Cameroun : le calme avant la tempête ?

Une certaine accalmie était notable ce vendredi au Cameroun. Pourtant, le président Paul Biya n’aurait pas pris la mesure du mécontentement des Camerounais, selon les observateurs et l’opposition. La presse, quant à elle, se retrouve dans le collimateur du pouvoir.

Avec Panapress

Le calme semblait de retour ce vendredi à Yaoundé et à Douala, les capitales politique et économique du Cameroun, en proie ces derniers jours à de violentes manifestations dont sont à l’origine une grève des transporteurs. Le mouvement social s’est transformé en protestation contre la cherté de la vie et le projet de révision constitutionnelle qui permettrait au président camerounais Paul Biya, 75 ans et au pouvoir depuis 1982, de se représenter en 2011.
Les taxis ont ainsi refait, vendredi matin, leur apparition dans les rues de la capitale, Yaoundé, qui porte encore les stigmates des violentes manifestations de mercredi, notamment celles de la soirée qui se sont déroulées après le discours radiotélévisé du chef de l’Etat. Il y a dénoncé « l’instrumentalisation » du mouvement social par des « apprentis sorciers » dont l’objectif est de déstabiliser son régime. Paul Biya a également assuré que son gouvernement mettrait tout en œuvre pour que « force reste à la loi ». Les forces de l’ordre et l’armée sont encore présentes dans les endroits stratégiques de la capitale et surveillent notamment les stations-service dont les pompes sont toujours à sec.

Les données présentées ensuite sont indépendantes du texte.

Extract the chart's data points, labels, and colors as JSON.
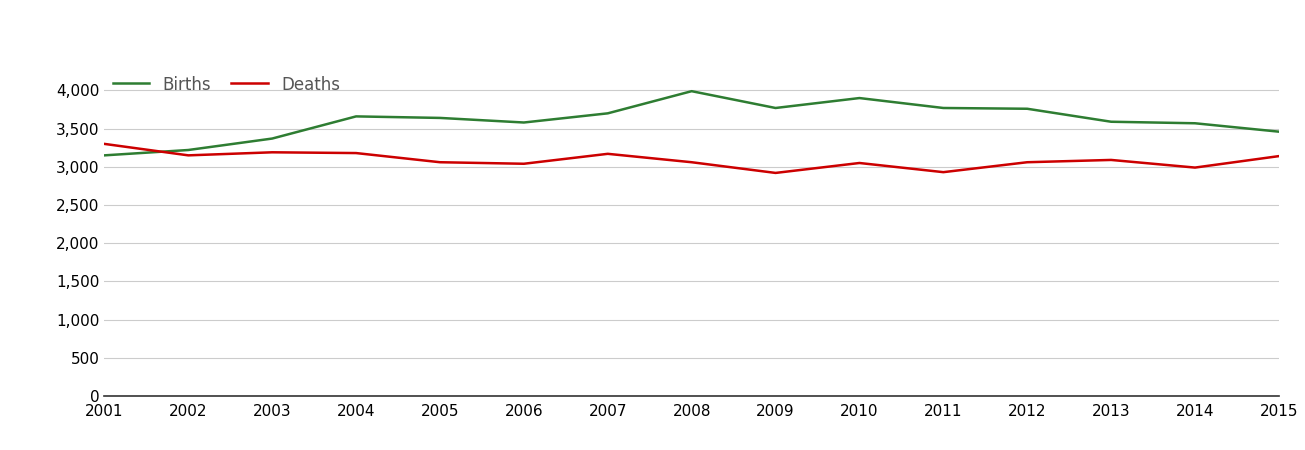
{
  "years": [
    2001,
    2002,
    2003,
    2004,
    2005,
    2006,
    2007,
    2008,
    2009,
    2010,
    2011,
    2012,
    2013,
    2014,
    2015
  ],
  "births": [
    3150,
    3220,
    3370,
    3660,
    3640,
    3580,
    3700,
    3990,
    3770,
    3900,
    3770,
    3760,
    3590,
    3570,
    3460
  ],
  "deaths": [
    3300,
    3150,
    3190,
    3180,
    3060,
    3040,
    3170,
    3060,
    2920,
    3050,
    2930,
    3060,
    3090,
    2990,
    3140
  ],
  "births_color": "#2e7d32",
  "deaths_color": "#cc0000",
  "background_color": "#ffffff",
  "grid_color": "#cccccc",
  "ylim": [
    0,
    4300
  ],
  "yticks": [
    0,
    500,
    1000,
    1500,
    2000,
    2500,
    3000,
    3500,
    4000
  ],
  "legend_births": "Births",
  "legend_deaths": "Deaths",
  "line_width": 1.8,
  "tick_fontsize": 11,
  "legend_fontsize": 12
}
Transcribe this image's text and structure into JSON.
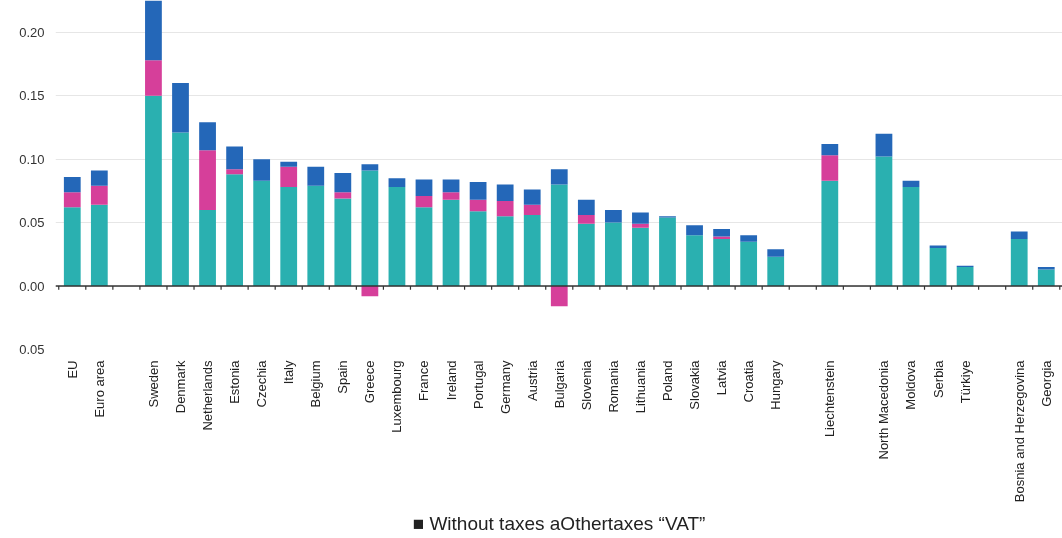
{
  "chart_data": {
    "type": "bar",
    "stacked": true,
    "categories": [
      "EU",
      "Euro area",
      null,
      "Sweden",
      "Denmark",
      "Netherlands",
      "Estonia",
      "Czechia",
      "Italy",
      "Belgium",
      "Spain",
      "Greece",
      "Luxembourg",
      "France",
      "Ireland",
      "Portugal",
      "Germany",
      "Austria",
      "Bulgaria",
      "Slovenia",
      "Romania",
      "Lithuania",
      "Poland",
      "Slovakia",
      "Latvia",
      "Croatia",
      "Hungary",
      null,
      "Liechtenstein",
      null,
      "North Macedonia",
      "Moldova",
      "Serbia",
      "Türkiye",
      null,
      "Bosnia and Herzegovina",
      "Georgia"
    ],
    "series": [
      {
        "color": "#2ab0b0",
        "values": [
          0.062,
          0.064,
          null,
          0.15,
          0.121,
          0.06,
          0.088,
          0.083,
          0.078,
          0.079,
          0.069,
          0.091,
          0.078,
          0.062,
          0.068,
          0.059,
          0.055,
          0.056,
          0.08,
          0.049,
          0.05,
          0.046,
          0.054,
          0.04,
          0.037,
          0.035,
          0.023,
          null,
          0.083,
          null,
          0.102,
          0.078,
          0.03,
          0.015,
          null,
          0.037,
          0.013
        ]
      },
      {
        "color": "#d63f9a",
        "values": [
          0.012,
          0.015,
          null,
          0.028,
          0.0,
          0.047,
          0.004,
          0.0,
          0.016,
          0.0,
          0.005,
          -0.008,
          0.0,
          0.009,
          0.006,
          0.009,
          0.012,
          0.008,
          -0.016,
          0.007,
          0.0,
          0.003,
          0.0,
          0.0,
          0.002,
          0.0,
          0.0,
          null,
          0.02,
          null,
          0.0,
          0.0,
          0.0,
          0.0,
          null,
          0.0,
          0.0
        ]
      },
      {
        "color": "#2467b8",
        "values": [
          0.012,
          0.012,
          null,
          0.047,
          0.039,
          0.022,
          0.018,
          0.017,
          0.004,
          0.015,
          0.015,
          0.005,
          0.007,
          0.013,
          0.01,
          0.014,
          0.013,
          0.012,
          0.012,
          0.012,
          0.01,
          0.009,
          0.001,
          0.008,
          0.006,
          0.005,
          0.006,
          null,
          0.009,
          null,
          0.018,
          0.005,
          0.002,
          0.001,
          null,
          0.006,
          0.002
        ]
      }
    ],
    "ylim": [
      -0.05,
      0.225
    ],
    "yticks": [
      {
        "value": -0.05,
        "label": "0.05"
      },
      {
        "value": 0,
        "label": "0.00"
      },
      0.05,
      {
        "value": 0.1,
        "label": "0.10"
      },
      0.15,
      {
        "value": 0.2,
        "label": "0.20"
      }
    ],
    "grid": "y",
    "annotations": [
      "■ Without taxes aOthertaxes “VAT”"
    ]
  }
}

Un président déconnecté de la réalité, selon l’opposition

Les transporteurs, qui manifestaient contre la hausse du prix du carburant, ont obtenu gain de cause. Les nouveaux tarifs rentreront en vigueur dès que les stations seront réapprovisionnées. Le gouvernement a annoncé, mardi soir, qu’il ramènerait le prix de l’essence Super de 600 F Cfa à 594 F Cfa, celui du gasoil de 500 francs à 445 francs et celui du pétrole lampant de 400 francs à 375 francs. Cependant, les Camerounais n’en sont pas pour autant apaisés et les déclarations du président ne risquent pas de les ramener à de meilleurs sentiments.

Adamou Ndam Njoya, le président de l’Union démocratique camerounaise (UDC), parti d’opposition, cité par l’AFP, a qualifié l’allocution présidentielle de « déclaration de guerre aux Camerounais ». Il estime que Paul Biya ne comprend pas « les problèmes des jeunes et les difficultés auxquelles sont confrontés les Camerounais (…) qui peuvent amener à des situations de désespoir comme (celles) vues ces jours-ci ». « Ce qui est grave, c’est qu’on a l’impression que le président prend la situation à la légère », a souligné pour sa part Joshua Osih, le vice-président du Social Democratic Front (SDF) de John Fru Ndi, l’opposant historique.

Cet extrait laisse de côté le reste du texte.